As part of the APRM there are periodic reviews of the participating countries to assess progress being made towards achieving the mutually agreed goals.
It is important to note that there is no conditionality attached to the peer review mechanism.
How does the APRM work?
Structurally the peer review mechanism is constituted as such:
- The Committee of Participating Heads of State and Government (APR Forum) is the highest decision making authority in the APRM;
- The Panel of Eminent Persons (APR Panel) oversees the review process to ensure integrity, considers reports and makes recommendations to the APR Forum;
- The APRM Secretariat provides secretarial, technical, coordinating and administrative support for the APRM; and
- The Country Review Mission Team (CRM Team) visits member states to review progress and produce an APRM Report on the country.
The APRM process looks at four focus areas:
1. Democracy and good political governance
This area looks at ensuring that member state constitutions reflect the democratic ethos, provide accountable governance and that political representation is promoted, allowing all citizens to participate in the political process in a free and fair political environment.
2. Economic governance and management
Good economic governance including transparency in financial management is an essential pre-requisite for promoting economic growth and reducing poverty.
3. Corporate governance
This area focuses on promoting ethical principles, values and practices that are in line with broader social and economic goals to benefit all citizens. It works to promote a sound framework for good corporate governance.
4. Socio-economic Development
Poverty can only be effectively tackled through the promotion of democracy, good governance, peace and security as well as the development of human and physical resources.

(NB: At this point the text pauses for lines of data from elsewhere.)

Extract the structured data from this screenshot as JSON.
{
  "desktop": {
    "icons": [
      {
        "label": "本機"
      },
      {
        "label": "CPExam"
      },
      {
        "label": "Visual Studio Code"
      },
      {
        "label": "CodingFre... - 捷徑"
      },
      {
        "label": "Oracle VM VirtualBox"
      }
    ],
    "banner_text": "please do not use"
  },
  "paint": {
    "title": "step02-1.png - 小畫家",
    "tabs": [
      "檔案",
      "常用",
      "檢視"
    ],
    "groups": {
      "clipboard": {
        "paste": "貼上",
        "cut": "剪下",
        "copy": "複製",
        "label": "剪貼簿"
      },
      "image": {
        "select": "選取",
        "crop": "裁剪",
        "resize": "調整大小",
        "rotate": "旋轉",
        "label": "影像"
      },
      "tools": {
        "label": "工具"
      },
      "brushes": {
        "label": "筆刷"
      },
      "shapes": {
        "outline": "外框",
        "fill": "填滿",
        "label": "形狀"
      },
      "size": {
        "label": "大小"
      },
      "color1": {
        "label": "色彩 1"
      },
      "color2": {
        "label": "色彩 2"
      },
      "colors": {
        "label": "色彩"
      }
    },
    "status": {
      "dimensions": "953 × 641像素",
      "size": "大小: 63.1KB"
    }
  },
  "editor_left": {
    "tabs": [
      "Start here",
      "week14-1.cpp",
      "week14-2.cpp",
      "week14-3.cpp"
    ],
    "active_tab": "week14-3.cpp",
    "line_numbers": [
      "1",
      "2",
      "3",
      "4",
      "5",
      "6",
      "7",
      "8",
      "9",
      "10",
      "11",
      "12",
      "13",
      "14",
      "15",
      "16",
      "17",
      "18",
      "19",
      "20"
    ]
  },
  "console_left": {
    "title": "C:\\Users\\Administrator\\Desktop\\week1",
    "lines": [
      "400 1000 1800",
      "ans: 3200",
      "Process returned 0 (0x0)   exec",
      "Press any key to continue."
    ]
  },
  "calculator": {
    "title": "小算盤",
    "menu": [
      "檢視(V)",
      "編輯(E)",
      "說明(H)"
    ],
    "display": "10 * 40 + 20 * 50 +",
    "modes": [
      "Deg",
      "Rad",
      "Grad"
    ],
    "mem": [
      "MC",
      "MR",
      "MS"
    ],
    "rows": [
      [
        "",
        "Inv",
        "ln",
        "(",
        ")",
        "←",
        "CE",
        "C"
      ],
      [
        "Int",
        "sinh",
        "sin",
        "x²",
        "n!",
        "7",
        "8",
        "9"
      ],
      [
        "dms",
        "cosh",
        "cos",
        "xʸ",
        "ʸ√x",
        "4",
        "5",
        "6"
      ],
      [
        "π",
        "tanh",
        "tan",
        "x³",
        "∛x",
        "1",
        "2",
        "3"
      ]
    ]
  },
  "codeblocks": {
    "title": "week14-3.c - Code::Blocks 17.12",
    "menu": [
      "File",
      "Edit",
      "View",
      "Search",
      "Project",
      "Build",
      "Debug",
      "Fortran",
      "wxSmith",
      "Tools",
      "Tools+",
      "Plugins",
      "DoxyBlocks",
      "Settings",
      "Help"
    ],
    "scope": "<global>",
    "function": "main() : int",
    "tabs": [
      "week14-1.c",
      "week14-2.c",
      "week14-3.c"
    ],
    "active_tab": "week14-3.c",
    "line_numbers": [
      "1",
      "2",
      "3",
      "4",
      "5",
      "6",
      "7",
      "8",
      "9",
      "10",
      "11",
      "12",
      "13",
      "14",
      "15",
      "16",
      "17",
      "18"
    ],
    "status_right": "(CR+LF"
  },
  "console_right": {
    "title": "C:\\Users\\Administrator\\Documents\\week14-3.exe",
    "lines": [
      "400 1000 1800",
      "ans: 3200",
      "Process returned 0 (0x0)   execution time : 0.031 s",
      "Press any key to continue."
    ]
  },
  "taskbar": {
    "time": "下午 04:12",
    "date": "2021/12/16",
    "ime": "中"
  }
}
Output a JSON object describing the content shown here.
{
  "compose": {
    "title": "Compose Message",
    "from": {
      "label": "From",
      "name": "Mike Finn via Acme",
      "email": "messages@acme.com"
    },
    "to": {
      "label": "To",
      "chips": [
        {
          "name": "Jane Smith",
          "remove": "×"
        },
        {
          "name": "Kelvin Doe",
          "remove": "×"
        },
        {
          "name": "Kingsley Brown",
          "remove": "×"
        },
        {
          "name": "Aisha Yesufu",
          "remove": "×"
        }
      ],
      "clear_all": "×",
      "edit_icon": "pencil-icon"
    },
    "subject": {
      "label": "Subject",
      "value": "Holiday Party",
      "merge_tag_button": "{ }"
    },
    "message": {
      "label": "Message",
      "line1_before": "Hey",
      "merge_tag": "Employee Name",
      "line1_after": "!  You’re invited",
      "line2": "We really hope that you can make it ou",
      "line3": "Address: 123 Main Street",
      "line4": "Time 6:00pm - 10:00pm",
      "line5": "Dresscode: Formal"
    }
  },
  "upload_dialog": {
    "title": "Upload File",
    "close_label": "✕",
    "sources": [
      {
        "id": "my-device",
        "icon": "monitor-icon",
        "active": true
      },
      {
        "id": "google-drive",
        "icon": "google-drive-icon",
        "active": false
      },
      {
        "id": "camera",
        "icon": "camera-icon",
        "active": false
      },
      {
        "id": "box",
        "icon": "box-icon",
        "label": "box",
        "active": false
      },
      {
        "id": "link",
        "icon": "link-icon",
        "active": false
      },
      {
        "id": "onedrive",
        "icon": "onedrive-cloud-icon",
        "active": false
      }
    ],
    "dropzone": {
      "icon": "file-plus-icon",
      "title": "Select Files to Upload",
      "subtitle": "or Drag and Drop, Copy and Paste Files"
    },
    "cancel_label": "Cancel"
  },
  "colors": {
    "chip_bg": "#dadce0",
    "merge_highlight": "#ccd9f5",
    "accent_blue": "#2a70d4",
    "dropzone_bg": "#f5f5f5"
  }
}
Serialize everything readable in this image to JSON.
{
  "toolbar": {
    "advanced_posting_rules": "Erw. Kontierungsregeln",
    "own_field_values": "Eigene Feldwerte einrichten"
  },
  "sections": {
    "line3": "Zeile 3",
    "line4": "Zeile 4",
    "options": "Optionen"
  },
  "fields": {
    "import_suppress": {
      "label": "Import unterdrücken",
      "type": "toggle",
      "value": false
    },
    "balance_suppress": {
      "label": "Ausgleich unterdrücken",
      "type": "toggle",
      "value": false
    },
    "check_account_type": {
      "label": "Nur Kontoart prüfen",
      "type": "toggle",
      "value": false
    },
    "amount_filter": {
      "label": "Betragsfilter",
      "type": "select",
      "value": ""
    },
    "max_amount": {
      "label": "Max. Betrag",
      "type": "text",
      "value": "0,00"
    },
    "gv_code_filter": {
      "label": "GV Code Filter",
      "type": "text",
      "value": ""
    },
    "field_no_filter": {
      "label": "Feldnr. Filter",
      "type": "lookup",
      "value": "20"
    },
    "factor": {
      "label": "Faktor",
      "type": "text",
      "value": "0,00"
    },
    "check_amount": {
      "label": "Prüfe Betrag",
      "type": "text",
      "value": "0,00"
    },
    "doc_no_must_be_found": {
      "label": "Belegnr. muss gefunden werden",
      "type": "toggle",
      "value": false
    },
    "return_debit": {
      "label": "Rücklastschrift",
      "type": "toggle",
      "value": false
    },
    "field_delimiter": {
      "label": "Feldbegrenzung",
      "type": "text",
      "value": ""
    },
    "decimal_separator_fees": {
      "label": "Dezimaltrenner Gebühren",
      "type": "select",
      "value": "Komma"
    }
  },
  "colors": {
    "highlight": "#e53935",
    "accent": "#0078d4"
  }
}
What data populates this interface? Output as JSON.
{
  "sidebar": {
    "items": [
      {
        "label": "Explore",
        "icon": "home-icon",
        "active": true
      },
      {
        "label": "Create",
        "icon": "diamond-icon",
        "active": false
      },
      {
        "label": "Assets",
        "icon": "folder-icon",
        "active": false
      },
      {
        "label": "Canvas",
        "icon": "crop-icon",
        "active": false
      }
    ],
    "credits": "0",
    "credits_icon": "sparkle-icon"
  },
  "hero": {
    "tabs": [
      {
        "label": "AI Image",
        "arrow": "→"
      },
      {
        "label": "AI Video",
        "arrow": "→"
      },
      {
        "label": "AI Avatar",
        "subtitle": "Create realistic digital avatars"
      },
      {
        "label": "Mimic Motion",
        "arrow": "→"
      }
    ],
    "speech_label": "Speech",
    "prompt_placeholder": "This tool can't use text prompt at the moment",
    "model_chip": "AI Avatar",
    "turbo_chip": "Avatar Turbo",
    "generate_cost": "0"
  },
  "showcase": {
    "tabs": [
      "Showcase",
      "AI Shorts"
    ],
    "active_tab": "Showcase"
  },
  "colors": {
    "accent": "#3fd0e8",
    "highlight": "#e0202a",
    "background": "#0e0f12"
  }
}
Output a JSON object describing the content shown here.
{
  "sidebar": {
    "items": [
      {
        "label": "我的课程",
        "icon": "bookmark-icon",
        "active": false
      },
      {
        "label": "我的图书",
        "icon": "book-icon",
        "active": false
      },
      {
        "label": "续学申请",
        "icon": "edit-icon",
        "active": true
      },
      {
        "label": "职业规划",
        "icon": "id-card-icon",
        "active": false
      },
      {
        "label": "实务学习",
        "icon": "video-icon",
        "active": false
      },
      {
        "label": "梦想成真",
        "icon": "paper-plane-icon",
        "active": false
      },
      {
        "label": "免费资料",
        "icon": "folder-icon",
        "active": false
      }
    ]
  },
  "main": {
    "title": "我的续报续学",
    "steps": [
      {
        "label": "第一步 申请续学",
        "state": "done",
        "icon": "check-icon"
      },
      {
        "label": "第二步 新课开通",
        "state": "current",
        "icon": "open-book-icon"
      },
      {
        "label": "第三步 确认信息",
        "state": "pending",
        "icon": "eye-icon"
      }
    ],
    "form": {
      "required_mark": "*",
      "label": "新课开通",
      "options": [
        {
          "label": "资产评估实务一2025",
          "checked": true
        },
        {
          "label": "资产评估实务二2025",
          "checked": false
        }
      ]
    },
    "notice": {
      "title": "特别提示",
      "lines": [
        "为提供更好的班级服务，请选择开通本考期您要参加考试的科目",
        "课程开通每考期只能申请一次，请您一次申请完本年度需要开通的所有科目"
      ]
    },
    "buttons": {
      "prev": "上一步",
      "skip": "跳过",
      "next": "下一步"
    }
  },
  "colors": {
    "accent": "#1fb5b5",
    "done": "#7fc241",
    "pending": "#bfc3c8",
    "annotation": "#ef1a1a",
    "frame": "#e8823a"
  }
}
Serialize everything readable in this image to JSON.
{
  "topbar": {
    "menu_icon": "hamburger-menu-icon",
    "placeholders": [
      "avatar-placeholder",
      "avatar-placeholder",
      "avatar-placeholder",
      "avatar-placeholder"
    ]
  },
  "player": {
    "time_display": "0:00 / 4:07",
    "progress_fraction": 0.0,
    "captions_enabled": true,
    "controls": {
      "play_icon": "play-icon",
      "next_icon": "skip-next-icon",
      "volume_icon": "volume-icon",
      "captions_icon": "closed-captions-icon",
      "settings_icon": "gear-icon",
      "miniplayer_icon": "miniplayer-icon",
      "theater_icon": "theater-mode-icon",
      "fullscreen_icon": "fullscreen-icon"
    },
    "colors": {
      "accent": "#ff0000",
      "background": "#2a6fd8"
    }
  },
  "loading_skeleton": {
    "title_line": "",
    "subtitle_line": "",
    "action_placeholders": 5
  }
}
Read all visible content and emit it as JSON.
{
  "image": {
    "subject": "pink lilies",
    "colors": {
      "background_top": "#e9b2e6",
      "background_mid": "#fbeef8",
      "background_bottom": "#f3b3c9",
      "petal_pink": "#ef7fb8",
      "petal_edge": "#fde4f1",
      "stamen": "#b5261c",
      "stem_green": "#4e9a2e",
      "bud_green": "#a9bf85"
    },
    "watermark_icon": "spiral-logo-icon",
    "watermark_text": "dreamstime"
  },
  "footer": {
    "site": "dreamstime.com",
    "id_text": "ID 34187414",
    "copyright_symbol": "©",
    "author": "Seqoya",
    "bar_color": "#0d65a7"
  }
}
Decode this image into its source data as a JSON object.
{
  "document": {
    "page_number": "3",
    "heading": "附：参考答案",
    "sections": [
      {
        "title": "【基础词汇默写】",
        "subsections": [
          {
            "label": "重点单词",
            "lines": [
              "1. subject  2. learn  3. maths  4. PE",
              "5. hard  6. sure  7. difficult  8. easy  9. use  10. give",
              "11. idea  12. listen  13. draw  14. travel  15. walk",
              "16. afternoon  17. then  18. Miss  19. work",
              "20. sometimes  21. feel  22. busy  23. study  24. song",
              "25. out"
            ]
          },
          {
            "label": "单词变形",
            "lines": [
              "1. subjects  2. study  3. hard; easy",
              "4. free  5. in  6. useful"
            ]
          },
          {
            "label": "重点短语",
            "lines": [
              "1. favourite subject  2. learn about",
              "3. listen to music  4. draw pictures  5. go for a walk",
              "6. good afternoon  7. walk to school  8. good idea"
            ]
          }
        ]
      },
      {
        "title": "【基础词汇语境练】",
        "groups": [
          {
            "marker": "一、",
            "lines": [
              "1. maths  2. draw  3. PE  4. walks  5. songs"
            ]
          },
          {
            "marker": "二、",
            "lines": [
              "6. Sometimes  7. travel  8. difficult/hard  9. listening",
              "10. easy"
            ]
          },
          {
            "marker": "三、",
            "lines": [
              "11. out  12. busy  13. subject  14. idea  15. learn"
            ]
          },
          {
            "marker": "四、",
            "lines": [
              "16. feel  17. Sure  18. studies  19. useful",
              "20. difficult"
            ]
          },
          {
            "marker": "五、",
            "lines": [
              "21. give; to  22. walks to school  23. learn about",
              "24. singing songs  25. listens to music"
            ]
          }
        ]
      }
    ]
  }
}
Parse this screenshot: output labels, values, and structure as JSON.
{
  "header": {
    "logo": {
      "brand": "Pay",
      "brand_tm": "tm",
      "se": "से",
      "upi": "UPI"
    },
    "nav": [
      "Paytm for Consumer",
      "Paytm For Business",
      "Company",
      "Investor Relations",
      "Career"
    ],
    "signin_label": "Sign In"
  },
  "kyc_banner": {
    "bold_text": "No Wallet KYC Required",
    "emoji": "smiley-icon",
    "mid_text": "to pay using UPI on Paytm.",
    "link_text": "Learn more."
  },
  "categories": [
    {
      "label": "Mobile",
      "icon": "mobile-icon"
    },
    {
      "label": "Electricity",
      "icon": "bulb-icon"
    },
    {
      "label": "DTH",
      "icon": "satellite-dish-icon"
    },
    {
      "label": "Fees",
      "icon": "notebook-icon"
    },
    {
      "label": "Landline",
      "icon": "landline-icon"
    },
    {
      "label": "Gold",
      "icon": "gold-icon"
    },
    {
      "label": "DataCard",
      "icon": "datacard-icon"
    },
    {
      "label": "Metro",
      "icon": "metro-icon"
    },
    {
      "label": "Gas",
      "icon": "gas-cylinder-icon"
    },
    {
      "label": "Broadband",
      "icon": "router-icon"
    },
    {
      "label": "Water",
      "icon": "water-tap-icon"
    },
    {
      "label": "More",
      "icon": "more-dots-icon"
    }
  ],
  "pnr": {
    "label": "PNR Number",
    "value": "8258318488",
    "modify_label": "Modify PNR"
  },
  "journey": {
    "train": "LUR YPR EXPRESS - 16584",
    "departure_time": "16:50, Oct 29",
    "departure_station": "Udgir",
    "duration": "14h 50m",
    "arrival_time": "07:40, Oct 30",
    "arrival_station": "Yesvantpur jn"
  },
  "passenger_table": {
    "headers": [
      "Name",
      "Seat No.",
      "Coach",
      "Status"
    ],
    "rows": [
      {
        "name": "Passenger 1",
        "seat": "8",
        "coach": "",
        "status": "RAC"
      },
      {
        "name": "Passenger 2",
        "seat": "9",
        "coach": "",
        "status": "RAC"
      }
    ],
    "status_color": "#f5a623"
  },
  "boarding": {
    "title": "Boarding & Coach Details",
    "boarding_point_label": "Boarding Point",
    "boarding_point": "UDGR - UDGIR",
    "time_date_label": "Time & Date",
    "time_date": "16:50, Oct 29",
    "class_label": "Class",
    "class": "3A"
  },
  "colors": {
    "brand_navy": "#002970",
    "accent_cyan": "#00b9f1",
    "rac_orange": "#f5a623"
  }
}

What progress has been made so far?
As of the 29 January 2011, APRM counted 30 member states: Algeria, Angola, Benin, Burkina Faso, Cameroon, Congo, Djibouti, Egypt, Ethiopia, Gabon, Ghana, Kenya, Lesotho, Liberia, Malawi, Mali, Mauritania, Mauritius, Mozambique, Nigeria, Rwanda, Sao Tome & Principe, Senegal, Sierra Leone, South Africa, Sudan, Tanzania, Togo, Uganda and Zambia.
Between January 2006 and January 2011, 14 member countries has been peer reviewed : Ghana, Rwanda, Kenya, Afrique du Sud, Algérie, Benin, Ouganda, Nigeria, Burkina Faso, Mali, Mozambique, Lesotho, Maurice et Ethiopie.